Managing the data room holding the documents became a job in itself. “It ended up being a pretty bespoke job,” Holder recalls. “One of the big issues was confidentiality of information because you had trade or strategic buyers as well as private equity buyers.
“You invariably need to be concerned about, for example, a Coldplay contract or a Pink Floyd contract. There were multiple data rooms to deal with redacted and un-redacted versions of documents.”
Aside from documentation governing the internal licensing of the labels, the SJ Berwin team also had to ensure that external licensing agreements were transferred from EMI to Universal and Warner.
“The main focus of the work I was doing was on digital licensing,” Davies says. “The EMI repertoire was available through iTunes and Spotify and that was being split.
“Some would be retained by Universal and some would be sold to Warner. There was a whole process around ensuring that those agreements would stay in place and they would still be able to distribute across the world and platforms differed. For example, we were dealing with the equivalent of iTunes in China.”
Divestments aside, Universal retained about two thirds of EMI, getting a good price for its sale of Parlophone to Warner, and keeping artists such as Emeli Sandé, Katy Perry and The Beatles on its books.
It finished the year with a combined turnover of $2.2bn and an exclusive agreement with professional controversialist and profit-maker Miley Cyrus, surely making 2013 a year that’s indelibly etched into Universal history.
Sponsor’s comment: Michael Reiss, competition associate, King & Wood Mallesons SJ Berwin
The Universal/EMI transaction brought together individuals from across the firm.
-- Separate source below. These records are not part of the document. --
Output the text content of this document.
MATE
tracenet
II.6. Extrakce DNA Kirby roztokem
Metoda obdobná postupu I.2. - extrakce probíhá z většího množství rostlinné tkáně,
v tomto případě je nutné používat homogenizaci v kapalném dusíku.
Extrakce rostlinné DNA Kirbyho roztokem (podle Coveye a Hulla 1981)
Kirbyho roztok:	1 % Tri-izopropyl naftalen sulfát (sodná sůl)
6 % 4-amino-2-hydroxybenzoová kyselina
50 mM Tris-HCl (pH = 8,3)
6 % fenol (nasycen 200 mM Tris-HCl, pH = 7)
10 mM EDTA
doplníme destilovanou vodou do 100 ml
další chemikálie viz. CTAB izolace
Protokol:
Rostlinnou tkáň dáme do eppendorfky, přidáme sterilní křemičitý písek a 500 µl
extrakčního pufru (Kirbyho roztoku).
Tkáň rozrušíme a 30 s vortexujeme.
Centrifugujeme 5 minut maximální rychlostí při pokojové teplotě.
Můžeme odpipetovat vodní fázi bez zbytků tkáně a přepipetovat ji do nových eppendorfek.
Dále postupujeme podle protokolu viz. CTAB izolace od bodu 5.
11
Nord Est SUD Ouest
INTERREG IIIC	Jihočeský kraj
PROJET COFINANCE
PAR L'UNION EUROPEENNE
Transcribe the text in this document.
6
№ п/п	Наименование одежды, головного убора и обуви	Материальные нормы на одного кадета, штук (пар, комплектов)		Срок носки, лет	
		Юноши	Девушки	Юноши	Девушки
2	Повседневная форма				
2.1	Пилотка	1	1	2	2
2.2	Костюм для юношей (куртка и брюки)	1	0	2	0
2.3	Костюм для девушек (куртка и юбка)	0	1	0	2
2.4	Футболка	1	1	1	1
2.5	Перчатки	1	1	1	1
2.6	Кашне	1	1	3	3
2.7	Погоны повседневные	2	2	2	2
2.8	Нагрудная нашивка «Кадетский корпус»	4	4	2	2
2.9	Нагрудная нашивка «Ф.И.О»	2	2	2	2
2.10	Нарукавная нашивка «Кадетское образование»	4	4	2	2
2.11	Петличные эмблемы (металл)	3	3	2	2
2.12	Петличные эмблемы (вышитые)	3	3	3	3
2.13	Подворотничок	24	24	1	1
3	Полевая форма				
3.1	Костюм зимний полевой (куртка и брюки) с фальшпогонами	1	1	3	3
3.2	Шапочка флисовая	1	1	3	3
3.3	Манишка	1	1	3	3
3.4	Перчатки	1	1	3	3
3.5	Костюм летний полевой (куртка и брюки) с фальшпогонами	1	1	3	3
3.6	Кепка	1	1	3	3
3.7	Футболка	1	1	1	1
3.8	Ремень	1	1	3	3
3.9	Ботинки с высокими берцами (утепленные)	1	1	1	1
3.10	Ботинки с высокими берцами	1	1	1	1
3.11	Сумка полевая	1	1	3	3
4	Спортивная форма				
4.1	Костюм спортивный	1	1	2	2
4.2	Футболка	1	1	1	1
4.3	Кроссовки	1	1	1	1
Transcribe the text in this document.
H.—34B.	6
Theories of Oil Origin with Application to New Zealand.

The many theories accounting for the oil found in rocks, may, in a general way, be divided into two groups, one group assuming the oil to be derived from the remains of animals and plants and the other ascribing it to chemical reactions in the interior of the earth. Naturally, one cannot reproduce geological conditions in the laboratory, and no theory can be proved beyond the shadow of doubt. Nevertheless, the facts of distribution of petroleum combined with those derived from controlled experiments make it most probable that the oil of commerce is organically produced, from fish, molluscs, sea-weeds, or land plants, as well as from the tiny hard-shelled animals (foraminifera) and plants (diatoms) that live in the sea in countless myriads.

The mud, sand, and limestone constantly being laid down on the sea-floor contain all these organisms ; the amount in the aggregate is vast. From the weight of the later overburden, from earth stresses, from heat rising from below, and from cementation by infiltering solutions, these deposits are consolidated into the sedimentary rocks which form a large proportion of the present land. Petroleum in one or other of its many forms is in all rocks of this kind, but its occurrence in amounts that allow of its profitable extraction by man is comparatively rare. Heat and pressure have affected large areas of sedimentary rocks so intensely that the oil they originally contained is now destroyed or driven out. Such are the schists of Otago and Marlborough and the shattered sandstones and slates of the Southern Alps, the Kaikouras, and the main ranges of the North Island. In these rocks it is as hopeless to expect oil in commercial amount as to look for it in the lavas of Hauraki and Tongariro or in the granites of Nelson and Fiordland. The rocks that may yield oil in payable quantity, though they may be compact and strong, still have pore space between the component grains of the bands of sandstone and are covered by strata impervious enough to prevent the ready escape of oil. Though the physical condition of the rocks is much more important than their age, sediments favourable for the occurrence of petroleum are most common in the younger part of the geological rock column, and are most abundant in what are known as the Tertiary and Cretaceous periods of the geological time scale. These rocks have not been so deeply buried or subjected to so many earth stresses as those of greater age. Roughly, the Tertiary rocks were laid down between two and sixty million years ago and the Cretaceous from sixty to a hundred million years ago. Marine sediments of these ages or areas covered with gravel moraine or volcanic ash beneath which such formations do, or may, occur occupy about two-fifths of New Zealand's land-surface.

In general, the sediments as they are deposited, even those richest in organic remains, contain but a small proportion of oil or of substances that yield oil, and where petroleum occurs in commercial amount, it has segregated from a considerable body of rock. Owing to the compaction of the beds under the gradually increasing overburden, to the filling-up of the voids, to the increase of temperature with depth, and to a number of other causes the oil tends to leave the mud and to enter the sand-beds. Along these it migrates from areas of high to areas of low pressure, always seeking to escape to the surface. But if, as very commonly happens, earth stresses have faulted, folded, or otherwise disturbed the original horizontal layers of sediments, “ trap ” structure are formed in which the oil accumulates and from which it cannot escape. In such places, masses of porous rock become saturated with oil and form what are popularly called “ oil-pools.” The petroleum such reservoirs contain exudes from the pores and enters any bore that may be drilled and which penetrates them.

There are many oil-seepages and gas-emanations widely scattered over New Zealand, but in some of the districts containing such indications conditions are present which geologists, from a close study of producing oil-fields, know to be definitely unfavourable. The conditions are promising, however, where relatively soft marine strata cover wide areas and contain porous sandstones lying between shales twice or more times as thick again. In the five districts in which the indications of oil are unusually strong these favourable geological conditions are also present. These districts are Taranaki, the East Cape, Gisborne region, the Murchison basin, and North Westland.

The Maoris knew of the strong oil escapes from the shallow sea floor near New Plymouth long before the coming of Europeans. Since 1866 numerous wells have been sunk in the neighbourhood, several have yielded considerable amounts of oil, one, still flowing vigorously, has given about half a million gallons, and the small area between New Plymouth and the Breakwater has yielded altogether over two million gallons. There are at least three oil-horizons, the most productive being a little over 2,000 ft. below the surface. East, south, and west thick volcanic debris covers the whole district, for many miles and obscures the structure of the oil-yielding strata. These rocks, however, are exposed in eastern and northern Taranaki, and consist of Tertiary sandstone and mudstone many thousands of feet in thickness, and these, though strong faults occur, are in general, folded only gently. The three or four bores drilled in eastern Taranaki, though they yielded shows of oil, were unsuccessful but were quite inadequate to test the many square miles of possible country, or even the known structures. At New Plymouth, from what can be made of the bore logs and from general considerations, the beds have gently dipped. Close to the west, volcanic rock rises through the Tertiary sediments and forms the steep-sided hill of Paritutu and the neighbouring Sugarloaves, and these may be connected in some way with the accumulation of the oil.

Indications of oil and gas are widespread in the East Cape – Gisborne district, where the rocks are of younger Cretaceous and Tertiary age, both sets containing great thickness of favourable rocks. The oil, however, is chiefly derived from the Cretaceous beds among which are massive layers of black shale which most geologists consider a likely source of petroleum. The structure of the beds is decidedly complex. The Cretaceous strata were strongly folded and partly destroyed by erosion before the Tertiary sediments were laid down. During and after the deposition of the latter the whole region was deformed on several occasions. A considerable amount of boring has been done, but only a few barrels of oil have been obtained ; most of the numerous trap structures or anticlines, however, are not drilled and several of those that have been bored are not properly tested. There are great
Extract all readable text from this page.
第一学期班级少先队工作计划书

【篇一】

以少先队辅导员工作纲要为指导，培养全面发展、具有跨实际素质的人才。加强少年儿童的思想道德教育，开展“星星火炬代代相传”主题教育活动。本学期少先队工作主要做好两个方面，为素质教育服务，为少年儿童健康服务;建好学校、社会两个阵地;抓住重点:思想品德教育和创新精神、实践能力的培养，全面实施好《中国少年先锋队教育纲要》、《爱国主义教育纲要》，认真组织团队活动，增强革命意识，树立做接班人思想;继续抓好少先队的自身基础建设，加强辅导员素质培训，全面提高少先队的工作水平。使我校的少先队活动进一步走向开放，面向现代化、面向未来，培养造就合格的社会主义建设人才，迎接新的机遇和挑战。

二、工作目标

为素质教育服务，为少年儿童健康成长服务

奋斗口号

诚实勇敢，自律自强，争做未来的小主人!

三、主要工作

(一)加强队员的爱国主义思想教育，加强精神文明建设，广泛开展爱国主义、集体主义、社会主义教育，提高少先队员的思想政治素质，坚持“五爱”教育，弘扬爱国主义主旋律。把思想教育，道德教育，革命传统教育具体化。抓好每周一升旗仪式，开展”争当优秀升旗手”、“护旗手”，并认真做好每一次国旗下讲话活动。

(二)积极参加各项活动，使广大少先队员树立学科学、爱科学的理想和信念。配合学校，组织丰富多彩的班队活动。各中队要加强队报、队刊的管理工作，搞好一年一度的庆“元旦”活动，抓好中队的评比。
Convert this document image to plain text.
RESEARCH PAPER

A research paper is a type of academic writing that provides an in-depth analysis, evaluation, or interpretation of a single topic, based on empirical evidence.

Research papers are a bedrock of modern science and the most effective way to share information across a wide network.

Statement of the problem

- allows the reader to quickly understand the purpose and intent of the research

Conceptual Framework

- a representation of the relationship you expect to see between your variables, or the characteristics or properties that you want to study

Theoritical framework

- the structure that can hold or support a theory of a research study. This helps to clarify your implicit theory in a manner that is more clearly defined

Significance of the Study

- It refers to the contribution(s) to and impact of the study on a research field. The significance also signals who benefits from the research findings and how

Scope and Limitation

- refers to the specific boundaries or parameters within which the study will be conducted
There was every level of seniority from paralegals, trainees, associates and partners all the way up to the managing partner (a leading corporate lawyer) and senior partner (a leading competition lawyer).
Various departments were engaged including corporate, competition, employment, tax, commercial, intellectual property, litigation and real estate. Lawyers from different offices were part of the team, including in the UK, Germany, France and Spain.
Trainees played a central role in the whole project with significant day-to-day client contact, whether in set-piece drafting meetings or smaller scale consultations on specific issues. In corporate, trainees gained experience of due diligence, running virtual data rooms and drafting transaction documents. In competition, trainees were involved in preparing submissions to be made to the European Commission in Brussels, as well as researching key developments in the music sector and legal issues. One competition trainee was charged with supervising about 40 paralegals as part of an exercise to review and disclose a mass of documents to the Brussels regulator.
There were moments of high drama. Take the drafting sessions between Universal and Citigroup (on the purchase of EMI) and Universal and Warner (on the sale of Parlophone) where principals, lawyers, bankers and accountants negotiated dozens of interlocking agreements in a bid to overcome commercial and legal obstacles to a deal. Take the merger remedies discussions with the European Commission where the future home of some of the world’s greatest artists was as stake. Take the challenge of dissecting the EMI record company into a retained business and a divested Parlophone business and the question of which side of the line all the artists, employees, customer agreements, supply agreements, recording studios, IT systems and even musical memorabilia such as posters would fall. Trainees were at the heart of the action in each case.
This was a transaction – or, more accurately, a series of transactions – in which, if an issue could crop up, then it probably did. It has generated a raft of experiences and precedents, which all participants, junior and senior alike, will keep with them for the rest of their careers.